The programme consists of two old favourites, written in the ’50s.

But where you might expect a pair of period pieces lovingly restored for a modern audience, you are treated to an evening of theatre at the top of its game.

Bold, imaginative and unique in concept and delivery, this is not just a showcase of sparkling original scripts, it’s a masterclass in how theatre can capture the moment, stay two steps ahead of its audience and startle and thrill.  

The evening opens with some storming ’50s rock music, a precursor to “radio play” the first piece A Slight Ache — a qualifier projected on to the front curtain as if it were an apology.   

But it’s a master stroke.
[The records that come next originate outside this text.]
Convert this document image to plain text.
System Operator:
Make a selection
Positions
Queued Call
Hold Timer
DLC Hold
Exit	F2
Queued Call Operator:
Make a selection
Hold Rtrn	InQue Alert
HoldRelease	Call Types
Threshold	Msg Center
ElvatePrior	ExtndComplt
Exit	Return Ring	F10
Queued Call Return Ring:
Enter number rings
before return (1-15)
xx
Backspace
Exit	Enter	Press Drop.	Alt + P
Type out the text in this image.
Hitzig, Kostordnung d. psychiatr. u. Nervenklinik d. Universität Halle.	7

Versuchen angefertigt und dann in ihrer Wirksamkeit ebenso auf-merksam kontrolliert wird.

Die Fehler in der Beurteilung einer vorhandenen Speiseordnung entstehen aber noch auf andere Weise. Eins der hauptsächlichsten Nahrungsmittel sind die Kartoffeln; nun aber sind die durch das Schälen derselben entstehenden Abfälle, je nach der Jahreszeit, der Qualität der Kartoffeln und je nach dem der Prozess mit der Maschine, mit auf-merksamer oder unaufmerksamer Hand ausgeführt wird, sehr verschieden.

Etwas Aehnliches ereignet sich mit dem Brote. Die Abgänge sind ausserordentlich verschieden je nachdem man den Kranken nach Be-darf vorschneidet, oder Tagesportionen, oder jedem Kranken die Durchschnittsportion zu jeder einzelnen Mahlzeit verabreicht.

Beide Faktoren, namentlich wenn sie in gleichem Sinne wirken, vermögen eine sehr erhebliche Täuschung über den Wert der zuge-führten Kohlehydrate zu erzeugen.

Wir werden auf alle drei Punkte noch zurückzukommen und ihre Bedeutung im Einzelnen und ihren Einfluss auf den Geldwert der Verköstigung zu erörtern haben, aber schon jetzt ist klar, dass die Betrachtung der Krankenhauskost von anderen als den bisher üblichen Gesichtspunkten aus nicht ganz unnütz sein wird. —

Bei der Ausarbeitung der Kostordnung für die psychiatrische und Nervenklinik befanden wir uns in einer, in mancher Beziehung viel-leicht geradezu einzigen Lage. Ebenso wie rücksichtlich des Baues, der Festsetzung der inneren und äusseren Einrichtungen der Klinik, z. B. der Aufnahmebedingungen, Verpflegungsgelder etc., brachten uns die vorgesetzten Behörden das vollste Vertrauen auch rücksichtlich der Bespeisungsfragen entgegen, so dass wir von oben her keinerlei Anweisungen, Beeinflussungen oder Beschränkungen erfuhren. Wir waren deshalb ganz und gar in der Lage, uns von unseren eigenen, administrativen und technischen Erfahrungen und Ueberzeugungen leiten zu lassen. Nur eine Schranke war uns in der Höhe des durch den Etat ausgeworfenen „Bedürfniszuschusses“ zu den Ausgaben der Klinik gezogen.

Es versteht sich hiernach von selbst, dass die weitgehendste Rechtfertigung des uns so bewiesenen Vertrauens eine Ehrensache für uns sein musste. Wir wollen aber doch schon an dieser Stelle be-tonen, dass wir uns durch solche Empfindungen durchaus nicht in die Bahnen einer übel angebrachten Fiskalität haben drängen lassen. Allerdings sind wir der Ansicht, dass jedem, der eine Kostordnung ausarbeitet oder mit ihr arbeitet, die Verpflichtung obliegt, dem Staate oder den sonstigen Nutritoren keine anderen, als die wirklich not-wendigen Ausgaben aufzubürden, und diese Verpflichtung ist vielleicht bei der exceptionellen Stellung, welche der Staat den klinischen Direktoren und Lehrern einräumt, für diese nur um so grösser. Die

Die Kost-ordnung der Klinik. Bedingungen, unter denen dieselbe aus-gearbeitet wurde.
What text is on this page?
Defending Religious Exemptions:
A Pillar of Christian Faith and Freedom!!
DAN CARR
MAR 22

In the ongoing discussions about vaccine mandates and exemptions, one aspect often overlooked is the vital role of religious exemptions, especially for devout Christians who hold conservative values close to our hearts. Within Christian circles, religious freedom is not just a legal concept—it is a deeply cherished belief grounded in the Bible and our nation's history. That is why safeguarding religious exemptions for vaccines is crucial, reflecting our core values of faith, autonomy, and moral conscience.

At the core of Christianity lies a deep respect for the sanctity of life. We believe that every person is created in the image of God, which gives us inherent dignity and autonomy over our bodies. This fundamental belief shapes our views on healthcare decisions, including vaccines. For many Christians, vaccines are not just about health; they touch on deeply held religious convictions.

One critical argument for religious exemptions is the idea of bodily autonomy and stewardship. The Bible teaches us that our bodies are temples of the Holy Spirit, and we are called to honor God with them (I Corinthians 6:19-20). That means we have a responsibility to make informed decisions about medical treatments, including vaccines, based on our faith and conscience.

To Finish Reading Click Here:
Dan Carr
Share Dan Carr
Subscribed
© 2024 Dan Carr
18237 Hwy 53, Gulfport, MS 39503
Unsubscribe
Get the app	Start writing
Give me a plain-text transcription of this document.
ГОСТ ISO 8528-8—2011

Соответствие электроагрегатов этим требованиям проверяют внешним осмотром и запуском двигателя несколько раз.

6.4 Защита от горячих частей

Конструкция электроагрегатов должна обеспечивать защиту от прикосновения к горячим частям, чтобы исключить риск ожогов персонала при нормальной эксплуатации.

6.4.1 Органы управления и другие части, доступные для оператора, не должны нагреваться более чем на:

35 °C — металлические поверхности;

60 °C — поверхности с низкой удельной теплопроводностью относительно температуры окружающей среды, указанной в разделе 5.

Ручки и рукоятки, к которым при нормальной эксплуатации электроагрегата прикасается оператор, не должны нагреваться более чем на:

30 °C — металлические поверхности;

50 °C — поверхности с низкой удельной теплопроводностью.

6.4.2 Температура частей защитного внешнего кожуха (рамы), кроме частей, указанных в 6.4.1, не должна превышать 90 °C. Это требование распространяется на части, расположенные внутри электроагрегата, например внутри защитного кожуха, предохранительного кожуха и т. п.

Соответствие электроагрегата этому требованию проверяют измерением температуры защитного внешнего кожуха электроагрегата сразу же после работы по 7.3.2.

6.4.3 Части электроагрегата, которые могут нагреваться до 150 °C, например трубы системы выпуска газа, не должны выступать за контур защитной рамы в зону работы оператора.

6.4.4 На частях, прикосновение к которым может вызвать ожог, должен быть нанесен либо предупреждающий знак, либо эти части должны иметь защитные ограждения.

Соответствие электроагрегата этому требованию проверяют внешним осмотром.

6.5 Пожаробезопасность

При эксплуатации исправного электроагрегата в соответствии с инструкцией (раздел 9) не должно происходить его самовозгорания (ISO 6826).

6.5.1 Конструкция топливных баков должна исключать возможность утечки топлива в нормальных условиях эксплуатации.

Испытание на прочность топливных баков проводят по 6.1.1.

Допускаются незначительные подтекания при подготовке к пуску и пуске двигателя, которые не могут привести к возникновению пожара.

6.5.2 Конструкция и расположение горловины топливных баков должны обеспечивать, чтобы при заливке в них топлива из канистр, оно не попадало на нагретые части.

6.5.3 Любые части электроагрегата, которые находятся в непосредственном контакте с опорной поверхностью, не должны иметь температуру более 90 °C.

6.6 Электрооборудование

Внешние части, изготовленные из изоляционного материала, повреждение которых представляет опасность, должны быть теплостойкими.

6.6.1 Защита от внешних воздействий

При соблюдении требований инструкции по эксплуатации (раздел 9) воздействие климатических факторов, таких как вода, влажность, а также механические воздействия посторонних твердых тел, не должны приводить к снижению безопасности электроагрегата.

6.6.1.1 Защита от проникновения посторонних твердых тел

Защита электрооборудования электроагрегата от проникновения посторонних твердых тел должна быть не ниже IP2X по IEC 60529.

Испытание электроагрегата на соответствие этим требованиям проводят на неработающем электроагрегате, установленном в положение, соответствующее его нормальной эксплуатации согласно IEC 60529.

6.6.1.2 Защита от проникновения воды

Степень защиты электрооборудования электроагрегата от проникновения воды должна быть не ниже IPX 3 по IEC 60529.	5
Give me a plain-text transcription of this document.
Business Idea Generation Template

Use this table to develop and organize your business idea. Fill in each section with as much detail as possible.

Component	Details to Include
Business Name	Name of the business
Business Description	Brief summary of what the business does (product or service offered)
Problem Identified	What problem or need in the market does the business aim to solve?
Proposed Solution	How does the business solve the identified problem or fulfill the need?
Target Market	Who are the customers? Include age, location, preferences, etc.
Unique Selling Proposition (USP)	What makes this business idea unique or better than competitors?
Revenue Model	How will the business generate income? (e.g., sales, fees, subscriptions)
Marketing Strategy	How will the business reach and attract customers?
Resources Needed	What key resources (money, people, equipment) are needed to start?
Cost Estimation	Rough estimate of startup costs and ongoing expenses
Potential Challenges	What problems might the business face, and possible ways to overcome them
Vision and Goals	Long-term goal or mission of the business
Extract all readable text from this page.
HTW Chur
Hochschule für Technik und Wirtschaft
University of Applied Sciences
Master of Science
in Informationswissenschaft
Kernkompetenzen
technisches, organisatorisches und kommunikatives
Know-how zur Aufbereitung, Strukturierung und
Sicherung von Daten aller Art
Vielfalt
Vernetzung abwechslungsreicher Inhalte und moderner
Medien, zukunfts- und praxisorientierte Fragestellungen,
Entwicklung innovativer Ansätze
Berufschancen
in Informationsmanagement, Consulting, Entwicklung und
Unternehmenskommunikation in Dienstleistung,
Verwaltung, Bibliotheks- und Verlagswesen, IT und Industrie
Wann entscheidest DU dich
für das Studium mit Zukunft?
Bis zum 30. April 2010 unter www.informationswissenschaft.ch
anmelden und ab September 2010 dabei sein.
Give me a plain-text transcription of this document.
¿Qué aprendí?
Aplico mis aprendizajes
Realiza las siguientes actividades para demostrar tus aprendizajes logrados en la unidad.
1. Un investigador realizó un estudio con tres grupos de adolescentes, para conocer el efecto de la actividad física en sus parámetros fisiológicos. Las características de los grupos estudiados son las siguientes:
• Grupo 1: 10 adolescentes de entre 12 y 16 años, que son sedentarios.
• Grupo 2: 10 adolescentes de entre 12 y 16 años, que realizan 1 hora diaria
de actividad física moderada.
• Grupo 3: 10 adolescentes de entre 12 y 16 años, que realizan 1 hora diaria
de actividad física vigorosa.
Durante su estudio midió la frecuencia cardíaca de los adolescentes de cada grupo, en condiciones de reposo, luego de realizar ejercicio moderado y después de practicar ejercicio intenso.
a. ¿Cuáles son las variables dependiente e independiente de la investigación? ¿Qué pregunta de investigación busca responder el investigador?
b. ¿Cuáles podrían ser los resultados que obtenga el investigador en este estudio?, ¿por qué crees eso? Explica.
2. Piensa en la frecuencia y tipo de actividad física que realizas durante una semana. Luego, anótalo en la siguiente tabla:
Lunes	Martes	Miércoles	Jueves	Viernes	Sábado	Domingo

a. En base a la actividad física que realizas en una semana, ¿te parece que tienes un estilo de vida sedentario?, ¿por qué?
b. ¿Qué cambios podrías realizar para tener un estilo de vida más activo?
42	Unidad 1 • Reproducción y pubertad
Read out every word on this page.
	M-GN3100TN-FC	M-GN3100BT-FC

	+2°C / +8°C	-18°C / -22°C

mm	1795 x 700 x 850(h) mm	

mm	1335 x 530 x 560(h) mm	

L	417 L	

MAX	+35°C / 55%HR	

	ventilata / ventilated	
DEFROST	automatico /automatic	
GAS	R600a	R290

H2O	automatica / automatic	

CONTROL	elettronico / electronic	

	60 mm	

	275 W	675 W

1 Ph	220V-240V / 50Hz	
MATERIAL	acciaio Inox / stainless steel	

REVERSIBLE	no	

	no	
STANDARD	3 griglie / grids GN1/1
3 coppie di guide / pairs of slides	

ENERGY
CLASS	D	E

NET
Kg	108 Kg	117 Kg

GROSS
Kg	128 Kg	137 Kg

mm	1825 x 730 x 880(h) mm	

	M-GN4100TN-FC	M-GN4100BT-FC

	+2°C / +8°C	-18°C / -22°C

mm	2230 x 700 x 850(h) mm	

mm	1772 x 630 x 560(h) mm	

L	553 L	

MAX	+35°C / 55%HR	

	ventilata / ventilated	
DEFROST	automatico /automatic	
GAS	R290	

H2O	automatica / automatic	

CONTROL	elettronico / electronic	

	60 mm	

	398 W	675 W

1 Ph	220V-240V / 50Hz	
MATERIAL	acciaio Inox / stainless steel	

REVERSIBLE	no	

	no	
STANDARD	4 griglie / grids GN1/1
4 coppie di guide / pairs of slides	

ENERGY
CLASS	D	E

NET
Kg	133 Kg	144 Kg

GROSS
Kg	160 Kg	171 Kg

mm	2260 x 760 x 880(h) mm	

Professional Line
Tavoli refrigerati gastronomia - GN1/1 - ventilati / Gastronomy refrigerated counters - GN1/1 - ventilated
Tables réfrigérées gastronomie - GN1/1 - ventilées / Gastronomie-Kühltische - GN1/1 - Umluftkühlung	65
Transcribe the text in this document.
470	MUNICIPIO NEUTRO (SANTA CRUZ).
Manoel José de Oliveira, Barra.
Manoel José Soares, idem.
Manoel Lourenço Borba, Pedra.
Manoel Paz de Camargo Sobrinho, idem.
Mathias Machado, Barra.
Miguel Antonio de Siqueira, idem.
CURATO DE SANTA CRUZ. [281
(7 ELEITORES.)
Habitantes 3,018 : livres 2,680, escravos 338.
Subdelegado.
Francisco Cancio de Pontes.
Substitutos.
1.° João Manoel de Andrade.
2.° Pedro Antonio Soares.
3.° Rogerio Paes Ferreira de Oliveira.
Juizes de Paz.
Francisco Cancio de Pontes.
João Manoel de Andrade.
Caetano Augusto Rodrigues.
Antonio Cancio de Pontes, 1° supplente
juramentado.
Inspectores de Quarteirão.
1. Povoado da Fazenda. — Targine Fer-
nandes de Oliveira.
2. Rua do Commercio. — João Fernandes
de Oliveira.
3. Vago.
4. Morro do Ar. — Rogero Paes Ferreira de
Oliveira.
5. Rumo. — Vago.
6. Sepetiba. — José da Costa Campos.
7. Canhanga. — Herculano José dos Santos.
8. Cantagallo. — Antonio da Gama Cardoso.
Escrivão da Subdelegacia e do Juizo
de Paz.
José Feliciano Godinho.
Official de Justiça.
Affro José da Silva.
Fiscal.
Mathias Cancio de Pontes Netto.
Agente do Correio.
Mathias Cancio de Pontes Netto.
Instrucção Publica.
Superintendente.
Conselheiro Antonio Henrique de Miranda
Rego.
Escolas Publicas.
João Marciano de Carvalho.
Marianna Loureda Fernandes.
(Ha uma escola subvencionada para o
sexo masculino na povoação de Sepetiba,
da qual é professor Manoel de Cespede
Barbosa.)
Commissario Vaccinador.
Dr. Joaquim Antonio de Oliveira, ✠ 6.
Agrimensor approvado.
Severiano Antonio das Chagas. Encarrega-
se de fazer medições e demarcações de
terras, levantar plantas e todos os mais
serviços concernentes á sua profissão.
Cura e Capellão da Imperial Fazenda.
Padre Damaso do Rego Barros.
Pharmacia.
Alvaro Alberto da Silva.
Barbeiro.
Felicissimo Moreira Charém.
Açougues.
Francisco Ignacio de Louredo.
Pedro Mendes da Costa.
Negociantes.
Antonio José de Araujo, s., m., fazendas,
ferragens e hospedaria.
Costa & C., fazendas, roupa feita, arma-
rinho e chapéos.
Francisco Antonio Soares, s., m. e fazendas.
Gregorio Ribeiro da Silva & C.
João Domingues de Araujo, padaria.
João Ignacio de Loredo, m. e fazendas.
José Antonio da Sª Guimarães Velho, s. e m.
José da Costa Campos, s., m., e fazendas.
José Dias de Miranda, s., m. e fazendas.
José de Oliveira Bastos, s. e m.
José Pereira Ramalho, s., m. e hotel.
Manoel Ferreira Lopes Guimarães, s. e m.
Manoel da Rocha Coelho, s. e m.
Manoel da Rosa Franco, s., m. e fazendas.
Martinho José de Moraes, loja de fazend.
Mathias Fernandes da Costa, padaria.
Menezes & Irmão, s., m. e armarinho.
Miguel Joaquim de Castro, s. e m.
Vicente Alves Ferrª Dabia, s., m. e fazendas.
Set in a beautifully designed radio studio, the actors use mics to demonstrate how performance and practicality, reality and fantasy, words and their meaning can combine to empower the imagination, open minds and explore the art of the possible.

It’s as close to perfection as you can get in the theatre and Gemma Whelan and John Heffernan are a revelation as Flora and Edward, who enact a bizarre and capricious piece of whimsy from the safety and security of a hugely complacent middle-class setting in a typical well-to-do English country garden.

The games with language are a delight and, as always with Pinter, there is an overwhelming sense of lampooning whole swathes of British society.

In the Dumb Waiter, Martin Freeman and Danny Dyer embody the fears and foibles, the doubts and insecurities, of two hired gunmen whose working conditions are less than desirable. It comes across as a classic double act, the one wish being that the play could be longer so we could enjoy them interminably.

Dyer looks and sounds like the classic hitman with his imposing presence and confident carriage. But he brings us a vulnerability that is the mark of a consummate actor.

He seems to sweat and hesitate even while barking curt instructions to his companion, while Freeman, resisting the temptation to play for laughs, in fact garners more through a brilliantly real depiction of a man who somehow understands that the power in his organisation is fearsome, unpredictable and ready to swoop.

These are star performances only matched by that of the eponymous dumb waiter which falls repeatedly, as noisy and decisive as a guillotine.

Producer and director Jamie Lloyd’s dream has turned into a landmark theatrical event. It’s been a huge tribute to Pinter, a showcase of extraordinary talent and a chance for theatre professionals to parade the state of their art.

For audiences, it’s been a trail of discovery and a brilliant platform for the one-act play.

Splendid.

Runs until February 23, box office: pinteratthepinter.com.